• @mea_rah
    link
    English
    21 year ago

    I’d say it’s more about elasticity. Scaling is just very narrow aspect of elasticity.

    To give you some specific example, there’s a company (that I won’t name) that by law has to have all data on premises. They have local cloud in their own datacentre. Part of that cloud is a set of powerful servers with ton of GPUs. Daytime they spin up VMs that employees can log into and have remote desktop for graphically intensive tasks.

    Now you might be thinking “wait a second, they can’t easily add GPUs in the morning as employees log in, there is no scaling and thus no cloud!” And by that definition you’d be right. But what they do with their cloud is that as the demand for VDI drops in the evening, they will start allocating the GPU and CPU resources to completely different kind of VMs that do overnight data crunching. (think geospatial data) It’s completely different OS, the servers are in server subnet, not VDI network, etc… So they are using the elasticity, but it’s not just scaling.
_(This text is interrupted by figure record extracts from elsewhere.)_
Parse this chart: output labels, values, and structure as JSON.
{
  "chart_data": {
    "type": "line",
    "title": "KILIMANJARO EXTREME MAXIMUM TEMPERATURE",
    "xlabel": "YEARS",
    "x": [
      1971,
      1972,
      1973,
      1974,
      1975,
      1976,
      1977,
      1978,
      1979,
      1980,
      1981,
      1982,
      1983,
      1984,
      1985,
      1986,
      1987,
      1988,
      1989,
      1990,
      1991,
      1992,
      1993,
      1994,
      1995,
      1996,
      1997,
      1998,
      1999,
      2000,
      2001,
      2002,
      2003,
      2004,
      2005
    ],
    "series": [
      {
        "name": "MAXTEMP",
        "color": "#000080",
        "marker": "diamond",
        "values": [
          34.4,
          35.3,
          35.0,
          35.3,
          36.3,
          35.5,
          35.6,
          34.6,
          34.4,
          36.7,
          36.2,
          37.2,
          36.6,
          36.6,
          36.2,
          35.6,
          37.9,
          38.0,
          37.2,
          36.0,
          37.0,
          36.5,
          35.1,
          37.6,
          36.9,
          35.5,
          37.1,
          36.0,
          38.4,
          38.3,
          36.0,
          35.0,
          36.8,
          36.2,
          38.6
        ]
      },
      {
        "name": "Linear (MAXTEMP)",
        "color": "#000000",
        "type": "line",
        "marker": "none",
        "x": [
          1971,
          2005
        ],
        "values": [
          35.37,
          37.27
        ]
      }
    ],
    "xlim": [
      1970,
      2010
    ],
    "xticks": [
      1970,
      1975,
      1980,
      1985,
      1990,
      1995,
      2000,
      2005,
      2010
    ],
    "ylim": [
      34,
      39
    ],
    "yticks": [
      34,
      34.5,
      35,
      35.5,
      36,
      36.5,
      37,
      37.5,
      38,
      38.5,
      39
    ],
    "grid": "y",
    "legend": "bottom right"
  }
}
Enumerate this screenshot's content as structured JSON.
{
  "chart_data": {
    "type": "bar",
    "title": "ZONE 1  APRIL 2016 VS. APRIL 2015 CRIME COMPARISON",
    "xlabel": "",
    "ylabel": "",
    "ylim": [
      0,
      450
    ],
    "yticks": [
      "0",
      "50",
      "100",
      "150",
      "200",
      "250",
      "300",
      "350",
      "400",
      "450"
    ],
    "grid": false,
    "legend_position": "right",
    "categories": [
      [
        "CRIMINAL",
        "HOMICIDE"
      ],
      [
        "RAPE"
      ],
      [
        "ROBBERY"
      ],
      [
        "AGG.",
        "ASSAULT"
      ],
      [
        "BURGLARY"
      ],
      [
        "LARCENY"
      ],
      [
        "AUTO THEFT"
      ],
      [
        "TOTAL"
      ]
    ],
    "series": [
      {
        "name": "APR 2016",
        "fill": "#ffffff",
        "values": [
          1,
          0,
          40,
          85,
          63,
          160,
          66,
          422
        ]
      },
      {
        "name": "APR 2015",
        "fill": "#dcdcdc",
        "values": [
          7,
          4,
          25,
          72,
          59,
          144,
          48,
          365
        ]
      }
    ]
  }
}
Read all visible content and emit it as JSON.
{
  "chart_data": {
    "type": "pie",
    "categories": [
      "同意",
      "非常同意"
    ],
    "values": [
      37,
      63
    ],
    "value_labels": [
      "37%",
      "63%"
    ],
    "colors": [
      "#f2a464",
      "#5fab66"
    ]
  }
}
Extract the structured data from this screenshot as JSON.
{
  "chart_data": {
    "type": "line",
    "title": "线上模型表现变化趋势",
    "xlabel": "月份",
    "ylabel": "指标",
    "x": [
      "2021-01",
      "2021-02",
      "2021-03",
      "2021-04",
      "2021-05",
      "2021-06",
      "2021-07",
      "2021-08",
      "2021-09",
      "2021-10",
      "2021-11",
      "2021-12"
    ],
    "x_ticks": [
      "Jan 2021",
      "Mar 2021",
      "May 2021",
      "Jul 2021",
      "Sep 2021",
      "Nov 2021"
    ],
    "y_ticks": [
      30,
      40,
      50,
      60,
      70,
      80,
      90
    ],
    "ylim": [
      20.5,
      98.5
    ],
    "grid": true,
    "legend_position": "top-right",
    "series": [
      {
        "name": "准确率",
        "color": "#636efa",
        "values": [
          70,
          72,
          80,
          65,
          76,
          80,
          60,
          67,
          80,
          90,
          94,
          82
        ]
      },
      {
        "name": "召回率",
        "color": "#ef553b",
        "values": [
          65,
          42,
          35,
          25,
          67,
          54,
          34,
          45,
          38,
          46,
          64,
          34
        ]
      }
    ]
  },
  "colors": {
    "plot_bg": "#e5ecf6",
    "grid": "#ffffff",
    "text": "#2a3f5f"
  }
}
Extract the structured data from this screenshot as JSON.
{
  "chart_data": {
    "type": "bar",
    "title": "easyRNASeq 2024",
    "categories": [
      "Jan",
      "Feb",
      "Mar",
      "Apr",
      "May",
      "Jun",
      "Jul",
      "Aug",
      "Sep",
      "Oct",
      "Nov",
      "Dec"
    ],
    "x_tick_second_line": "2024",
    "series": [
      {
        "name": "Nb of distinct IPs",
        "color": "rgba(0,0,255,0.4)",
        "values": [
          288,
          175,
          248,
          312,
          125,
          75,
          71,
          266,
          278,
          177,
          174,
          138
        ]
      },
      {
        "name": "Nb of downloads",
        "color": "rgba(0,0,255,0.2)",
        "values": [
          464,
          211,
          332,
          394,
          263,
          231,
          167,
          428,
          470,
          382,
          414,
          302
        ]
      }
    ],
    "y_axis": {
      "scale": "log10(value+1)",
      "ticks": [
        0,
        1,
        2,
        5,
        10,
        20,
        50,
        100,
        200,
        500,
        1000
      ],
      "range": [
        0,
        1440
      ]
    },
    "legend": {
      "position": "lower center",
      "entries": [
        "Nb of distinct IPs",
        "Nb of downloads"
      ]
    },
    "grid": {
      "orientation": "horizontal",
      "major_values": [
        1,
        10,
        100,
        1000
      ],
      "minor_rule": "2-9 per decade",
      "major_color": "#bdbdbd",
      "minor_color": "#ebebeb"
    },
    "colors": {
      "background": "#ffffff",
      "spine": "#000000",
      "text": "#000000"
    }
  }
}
    Another counterexample is pretty frequent issue on AWS, where they momentarily run out of specific instance type in specific region. AWS support “will do their best” but you’re often looking at hours of wait time before you get your instance. Now depending where you live you could go buy a server and deploy it in your own DC faster than that. Has AWS stopped being cloud provider? No, you can use the elasticity and either spawn different instance type (if your workload allows that) or in different region/AZ. You might have been just trying to replace one instance with another, not even trying to scale up, it’s just the capacity for replacement wasn’t there.